Small number of columns selected in joined table = opportunity for index only join
database.find(Order.class)
...
// only fetch the customer id and name
// ... if there is an index on the customer table that is covering the customer id and name
// ... the database has the ability to avoid reading the customer table data blocks and instead
// ... resolve the join part of this query from only the customer index (which is faster)
.fetch("customer", "name")
...
.findList();

Database buffers

When the database is processing the query it creates buffers to performing sorting, joining etc. These buffers are larger when there is more columns involved as there is more data. If you can only select the columns needed then these buffers and the amount of data involved in the sorting, joining etc is reduced. This is more important if the columns that can be excluded are large varchar columns or the entity beans are mapped to tables with large numbers of columns.

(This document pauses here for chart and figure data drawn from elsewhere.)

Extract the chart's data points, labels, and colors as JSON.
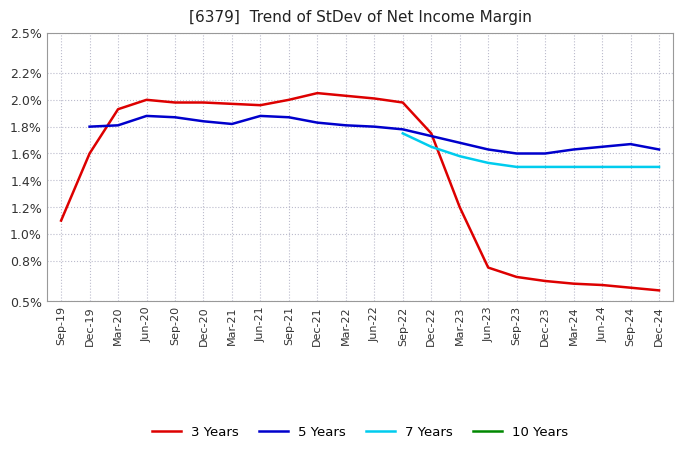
{
  "title": "[6379]  Trend of StDev of Net Income Margin",
  "background_color": "#ffffff",
  "plot_bg_color": "#e8e8f0",
  "grid_color": "#bbbbcc",
  "legend": [
    "3 Years",
    "5 Years",
    "7 Years",
    "10 Years"
  ],
  "line_colors": [
    "#dd0000",
    "#0000cc",
    "#00ccee",
    "#008800"
  ],
  "x_labels": [
    "Sep-19",
    "Dec-19",
    "Mar-20",
    "Jun-20",
    "Sep-20",
    "Dec-20",
    "Mar-21",
    "Jun-21",
    "Sep-21",
    "Dec-21",
    "Mar-22",
    "Jun-22",
    "Sep-22",
    "Dec-22",
    "Mar-23",
    "Jun-23",
    "Sep-23",
    "Dec-23",
    "Mar-24",
    "Jun-24",
    "Sep-24",
    "Dec-24"
  ],
  "ytick_vals": [
    0.005,
    0.008,
    0.01,
    0.012,
    0.014,
    0.016,
    0.018,
    0.02,
    0.022,
    0.025
  ],
  "ytick_labels": [
    "0.5%",
    "0.8%",
    "1.0%",
    "1.2%",
    "1.4%",
    "1.6%",
    "1.8%",
    "2.0%",
    "2.2%",
    "2.5%"
  ],
  "ylim": [
    0.005,
    0.025
  ],
  "series_3y": [
    0.011,
    0.016,
    0.0193,
    0.02,
    0.0198,
    0.0198,
    0.0197,
    0.0196,
    0.02,
    0.0205,
    0.0203,
    0.0201,
    0.0198,
    0.0175,
    0.012,
    0.0075,
    0.0068,
    0.0065,
    0.0063,
    0.0062,
    0.006,
    0.0058
  ],
  "series_5y": [
    null,
    0.018,
    0.0181,
    0.0188,
    0.0187,
    0.0184,
    0.0182,
    0.0188,
    0.0187,
    0.0183,
    0.0181,
    0.018,
    0.0178,
    0.0173,
    0.0168,
    0.0163,
    0.016,
    0.016,
    0.0163,
    0.0165,
    0.0167,
    0.0163
  ],
  "series_7y": [
    null,
    null,
    null,
    null,
    null,
    null,
    null,
    null,
    null,
    null,
    null,
    null,
    0.0175,
    0.0165,
    0.0158,
    0.0153,
    0.015,
    0.015,
    0.015,
    0.015,
    0.015,
    0.015
  ],
  "series_10y": [
    null,
    null,
    null,
    null,
    null,
    null,
    null,
    null,
    null,
    null,
    null,
    null,
    null,
    null,
    null,
    null,
    null,
    null,
    null,
    null,
    null,
    null
  ]
}
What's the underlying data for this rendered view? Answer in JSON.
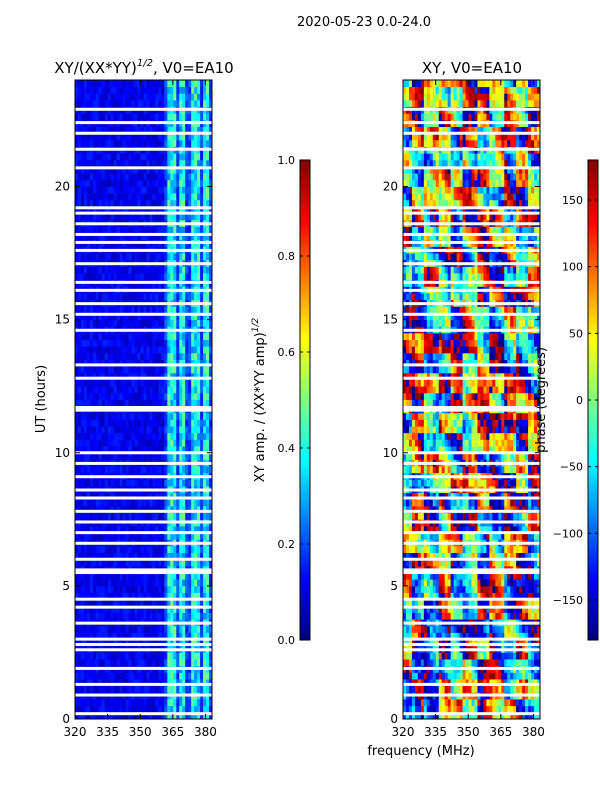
{
  "figure": {
    "suptitle": "2020-05-23 0.0-24.0"
  },
  "colors": {
    "background": "#ffffff",
    "axis": "#000000",
    "gap": "#ffffff",
    "jet": [
      "#00007f",
      "#0000ff",
      "#007fff",
      "#00ffff",
      "#7fff7f",
      "#ffff00",
      "#ff7f00",
      "#ff0000",
      "#7f0000"
    ]
  },
  "chart_data": [
    {
      "type": "heatmap",
      "title": "XY/(XX*YY)^{1/2}, V0=EA10",
      "title_main": "XY/(XX*YY)",
      "title_exponent": "1/2",
      "title_suffix": ", V0=EA10",
      "xlabel": "",
      "ylabel": "UT (hours)",
      "xlim": [
        320,
        383
      ],
      "ylim": [
        0,
        24
      ],
      "xticks": [
        320,
        335,
        350,
        365,
        380
      ],
      "yticks": [
        0,
        5,
        10,
        15,
        20
      ],
      "colormap": "jet",
      "description_values": "amplitude ratio mostly 0.0-0.3; brighter columns near 362-380 MHz",
      "bright_bands_mhz": [
        [
          362,
          366
        ],
        [
          368,
          371
        ],
        [
          374,
          377
        ],
        [
          379,
          381
        ]
      ],
      "gap_rows_hours": [
        0.2,
        0.9,
        1.3,
        1.9,
        2.6,
        2.8,
        3.0,
        3.6,
        4.2,
        4.5,
        5.5,
        5.6,
        6.0,
        6.6,
        7.0,
        7.4,
        7.8,
        8.3,
        8.6,
        9.1,
        9.6,
        10.0,
        11.6,
        11.7,
        12.8,
        13.3,
        14.6,
        15.2,
        15.6,
        16.1,
        16.4,
        17.1,
        17.6,
        17.9,
        18.2,
        18.6,
        19.0,
        19.2,
        20.7,
        21.4,
        22.0,
        22.4,
        22.9
      ]
    },
    {
      "type": "colorbar",
      "label": "XY amp. / (XX*YY amp)^{1/2}",
      "label_main": "XY amp. / (XX*YY amp)",
      "label_exponent": "1/2",
      "range": [
        0.0,
        1.0
      ],
      "ticks": [
        0.0,
        0.2,
        0.4,
        0.6,
        0.8,
        1.0
      ],
      "tick_labels": [
        "0.0",
        "0.2",
        "0.4",
        "0.6",
        "0.8",
        "1.0"
      ],
      "colormap": "jet"
    },
    {
      "type": "heatmap",
      "title": "XY, V0=EA10",
      "xlabel": "frequency (MHz)",
      "ylabel": "",
      "xlim": [
        320,
        383
      ],
      "ylim": [
        0,
        24
      ],
      "xticks": [
        320,
        335,
        350,
        365,
        380
      ],
      "yticks": [
        0,
        5,
        10,
        15,
        20
      ],
      "colormap": "jet",
      "value_range_degrees": [
        -180,
        180
      ],
      "gap_rows_hours": [
        0.2,
        0.9,
        1.3,
        1.9,
        2.6,
        2.8,
        3.0,
        3.6,
        4.2,
        4.5,
        5.5,
        5.6,
        6.0,
        6.6,
        7.0,
        7.4,
        7.8,
        8.3,
        8.6,
        9.1,
        9.6,
        10.0,
        11.6,
        11.7,
        12.8,
        13.3,
        14.6,
        15.2,
        15.6,
        16.1,
        16.4,
        17.1,
        17.6,
        17.9,
        18.2,
        18.6,
        19.0,
        19.2,
        20.7,
        21.4,
        22.0,
        22.4,
        22.9
      ]
    },
    {
      "type": "colorbar",
      "label": "phase (degrees)",
      "range": [
        -180,
        180
      ],
      "ticks": [
        150,
        100,
        50,
        0,
        -50,
        -100,
        -150
      ],
      "tick_labels": [
        "150",
        "100",
        "50",
        "0",
        "−50",
        "−100",
        "−150"
      ],
      "colormap": "jet"
    }
  ]
}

Less columns selected = smaller buffers used by DB to process sorts/joins etc

JDBC buffers

The JDBC driver also has buffers to pump the resultSet data over the network. More columns means a bigger JDBC buffer and more memory required by the JDBC driver.

Less columns selected = smaller buffers used by JDBC driver

Network

More columns included in the fetch means more data is pumped over the network. Note that some JDBC drivers do have something like column wise compression to reduce the network payload when values repeat (as repeating values is a pretty common occurrence with SQL resultSet data).

Less columns selected = less data pumped over the network

Select / Fetch

Ebean makes it easy to control what you want to fetch on a query using select() and fetch(). select() is used to define the specific properties to fetch/load for the root level and fetch() is used to define the properties to fetch/load for all other levels (with additional control over eager/lazy loading and loading batch size etc).

// control the lazy loading of customers ...
List<Order> list = Ebean.find(Order.class)
   // fetch just these properties for the Order
  .select("status,orderDate,shipDate")
  // fetch customer name only
  .fetch("customer","name")
  .fetch("customer.shippingAddress", "*")
  .fetch("details", "*")
  // fetch product name only
  .fetch("details.product", "name")
  .where().eq("status",Order.Status.NEW)
  .findList();

AutoTune

AutoTune will tune each query for each use case to fetch the minimal set of properties

Manually optimising queries to fetch only what is needed can be some work and even when you do that you often have the case where a single query like 'find order by id' is used in multiple user cases and each use case uses a different part of the object graph.

AutoTune is a feature than can profile the object graph use relative to the call stack for each query and provide an query that selects/fetches only what is used for the given call stack - effectively provide a nice automated way of optimising the query to only fetch what the application uses.